Here's a photo of my sorting orgy (not in the attic):
The pile of papers on the left consists mainly of ALL the birthday cards that the children had received up until the point we left Germany. I've saved all of the cards that they got when they were born, but finally parted with the birthday cards. Oh, and there are also quite a few pictures which various children (not my own--those are in a whole box of their own, still in the attic...) had drawn for me. I kept a few and took photos of a lot of them, which I will post on FB to embarrass them. :-)

Here is one of the things that I photographed before throwing away:

And here is a cheese I made out of clay in my art class in the Fachschule für Sozialpädagogik (not really translatable--"specialized school for social pedagogy", qualifying me to work with children in all areas except for school, in North-Rhine Westphalia, Germany, so a rather useless degree at this point...):
I only got a 1- (A-) for it, because although I had, as required, demonstrated perfectly that I had learned the techniques to make a hollow, three-dimensional object with 90-degree joins and put holes in it, the teacher gave me a "minus" because I'd painted the cheese yellow, and that wasn't creative enough.

We had lunch with the A's and then Rebecca had to go to work. Jörn and I had spent far too much time sorting stuff and were disappointed not to have spent much time with Gary and Elisabeth, except for over (a very delicious) lunch, so when they offered to drive us back to Hamminkeln, we were happy to accept because it meant we had a bit more time with them. This was the only photo I took of them, outside of where we were staying.

We had other guests coming soon afterwards (and didn't take a single photo of them :-( ) and felt a bit bad that we couldn't really invite Gary and Elisabeth to dinner, so were quite happy when the family living upstairs, who had met the A's at church a couple of weeks previously, spontaneously invited them to dinner.

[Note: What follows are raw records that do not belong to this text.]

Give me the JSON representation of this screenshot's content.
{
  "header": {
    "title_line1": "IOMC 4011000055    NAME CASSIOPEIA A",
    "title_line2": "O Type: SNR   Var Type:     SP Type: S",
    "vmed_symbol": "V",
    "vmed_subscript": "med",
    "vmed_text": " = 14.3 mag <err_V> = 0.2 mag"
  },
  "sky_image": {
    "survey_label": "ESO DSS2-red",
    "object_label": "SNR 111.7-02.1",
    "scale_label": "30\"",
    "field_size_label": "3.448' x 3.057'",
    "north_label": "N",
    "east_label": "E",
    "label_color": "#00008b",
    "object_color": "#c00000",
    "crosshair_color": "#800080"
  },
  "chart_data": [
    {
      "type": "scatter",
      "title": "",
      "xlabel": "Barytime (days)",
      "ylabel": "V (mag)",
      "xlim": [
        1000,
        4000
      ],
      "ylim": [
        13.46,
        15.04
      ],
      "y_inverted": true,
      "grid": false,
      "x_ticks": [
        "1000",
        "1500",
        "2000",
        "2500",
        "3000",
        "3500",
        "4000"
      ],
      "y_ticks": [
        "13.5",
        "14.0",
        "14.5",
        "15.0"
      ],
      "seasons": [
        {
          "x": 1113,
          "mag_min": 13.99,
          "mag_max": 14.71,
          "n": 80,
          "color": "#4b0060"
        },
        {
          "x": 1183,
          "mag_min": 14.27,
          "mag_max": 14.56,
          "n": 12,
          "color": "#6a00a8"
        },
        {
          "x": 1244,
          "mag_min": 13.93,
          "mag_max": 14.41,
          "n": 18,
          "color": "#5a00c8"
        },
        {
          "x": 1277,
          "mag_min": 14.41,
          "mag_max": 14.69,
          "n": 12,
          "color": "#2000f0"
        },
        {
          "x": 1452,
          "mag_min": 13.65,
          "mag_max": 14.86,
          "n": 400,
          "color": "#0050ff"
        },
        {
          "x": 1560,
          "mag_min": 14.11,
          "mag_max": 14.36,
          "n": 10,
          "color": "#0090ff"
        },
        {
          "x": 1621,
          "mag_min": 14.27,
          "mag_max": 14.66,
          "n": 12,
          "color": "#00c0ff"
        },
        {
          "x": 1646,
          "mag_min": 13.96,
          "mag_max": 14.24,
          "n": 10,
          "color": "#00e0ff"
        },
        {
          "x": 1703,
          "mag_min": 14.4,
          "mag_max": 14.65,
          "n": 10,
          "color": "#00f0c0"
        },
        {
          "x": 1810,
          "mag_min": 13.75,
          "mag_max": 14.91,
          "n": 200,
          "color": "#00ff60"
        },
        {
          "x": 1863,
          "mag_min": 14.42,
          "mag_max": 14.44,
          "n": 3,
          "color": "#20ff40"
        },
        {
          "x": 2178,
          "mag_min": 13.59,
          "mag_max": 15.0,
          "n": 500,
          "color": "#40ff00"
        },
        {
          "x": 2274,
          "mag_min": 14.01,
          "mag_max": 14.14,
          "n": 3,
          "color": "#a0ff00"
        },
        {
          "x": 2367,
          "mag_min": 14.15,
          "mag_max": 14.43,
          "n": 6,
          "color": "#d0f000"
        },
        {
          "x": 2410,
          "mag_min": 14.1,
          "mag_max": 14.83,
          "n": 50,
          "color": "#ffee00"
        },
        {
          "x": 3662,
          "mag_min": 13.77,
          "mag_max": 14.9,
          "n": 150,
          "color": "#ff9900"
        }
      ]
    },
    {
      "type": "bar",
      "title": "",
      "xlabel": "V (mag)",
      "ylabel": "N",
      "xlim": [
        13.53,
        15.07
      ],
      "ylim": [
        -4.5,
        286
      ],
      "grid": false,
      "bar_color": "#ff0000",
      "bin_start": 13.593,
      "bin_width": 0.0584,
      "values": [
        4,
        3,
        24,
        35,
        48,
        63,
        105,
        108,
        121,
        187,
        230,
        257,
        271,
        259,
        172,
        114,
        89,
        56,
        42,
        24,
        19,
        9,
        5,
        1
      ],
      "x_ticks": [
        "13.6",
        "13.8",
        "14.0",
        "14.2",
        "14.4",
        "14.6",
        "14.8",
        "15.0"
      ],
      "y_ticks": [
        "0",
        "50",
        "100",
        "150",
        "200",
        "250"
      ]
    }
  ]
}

Thomas and Ute H came for dinner, along with another couple we didn't know but who wanted to meet us. I got to chat with them a bit over dinner, but as they were mainly interested in Jörn's work here in Cyprus, pretty soon after dinner I started the wrestling-over-tired-over-sugared-not-in-their-own-environment children into bed, which took up the rest of my evening.

And I'd thought I might get a bit further, but this is already more than long enough. Maybe by June or so I'll get as far as the actual wedding.